If I may expand on my thoughts around this, I confess I was more than a little surprised that this “performance” was advertised as above as if it were a final presentation for some engineering project, but ultimately I suppose the phrasing of this title was aimed at scoring funding for the project, and certainly not chosen for the purpose of having an audience share some work by the name of “GEIST.”
Though few seem to have pointed this out, in recent years every activity undertaken at a university has become “research,” as opposed to “scholarship” or “learning.” “Scholarship” sought “truth,” but “research” is governed by set objectives, and invariably demands practical “results.” On the other hand, if this demand can be met, anything in the world not previously a topic of academic study, including entertainment, can conceivably be a “research” subject. The problem is, the inherent condition here: “if you want funding, explain what use this will be (the goal)” is essentially incompatible with projects associated with the humanities, including the creation of art. In fact I would say it is the arts and humanities, as distinct from entertainment, that relativize and criticize this very simplistic “measure” of this world dominated by such goals and means.

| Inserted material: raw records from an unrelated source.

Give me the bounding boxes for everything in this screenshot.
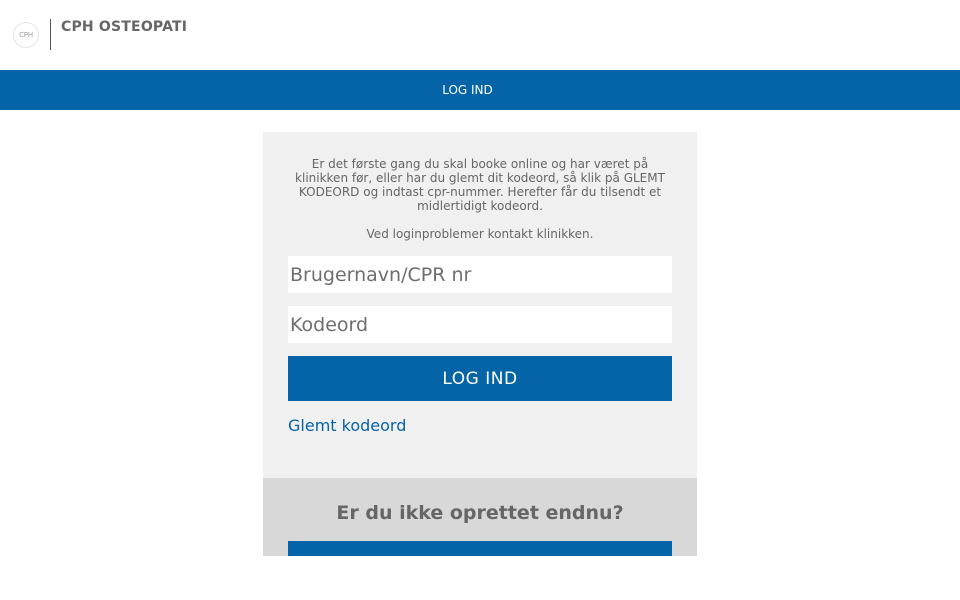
clinic-logo[interactable]: CPH bbox=[13, 22, 39, 48]
password-input[interactable] bbox=[288, 306, 672, 343]
username-input[interactable] bbox=[288, 256, 672, 293]
login-contact-text: Ved loginproblemer kontakt klinikken. bbox=[366, 227, 594, 241]
forgot-password-link[interactable]: Glemt kodeord bbox=[288, 416, 406, 435]
logo-text: CPH bbox=[19, 31, 33, 39]
signup-button[interactable] bbox=[288, 541, 672, 556]
signup-panel: Er du ikke oprettet endnu? bbox=[263, 478, 697, 556]
header: CPH CPH OSTEOPATI bbox=[0, 0, 960, 70]
login-button[interactable]: LOG IND bbox=[288, 356, 672, 401]
nav-item-log-ind[interactable]: LOG IND bbox=[0, 70, 935, 110]
nav-bar: LOG IND bbox=[0, 70, 960, 110]
login-panel: Er det første gang du skal booke online … bbox=[263, 132, 697, 478]
login-intro-text: Er det første gang du skal booke online … bbox=[295, 157, 665, 213]
header-divider bbox=[50, 19, 51, 50]
signup-title: Er du ikke oprettet endnu? bbox=[336, 502, 624, 524]
brand-name[interactable]: CPH OSTEOPATI bbox=[61, 19, 187, 35]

In that sense, while acknowledging the success of this project in offering a highly accomplished potential form of real-time future expression, it struck me that the framework of “defining as research” the further possibilities beyond mere performance of the work “GEIST” was pushing things somehow. Or perhaps I should say that I was prompted to reconsider the concept of “research” in academia.

Miwa Masahiro
Composer, media artist / Professor, Institute of Advanced Media Arts and Sciences (IAMAS)

*”GEIST – Development of automatic musical instruments, input-output devices, and compositional/performance methods, with a view to creating a ‘multidimensional acoustic space'” was staged a total of four times on March 16–17, 2022 at the Kyoto Art Theater Shunjuza. This review was based on the show at 15:00 on Wednesday the March 16.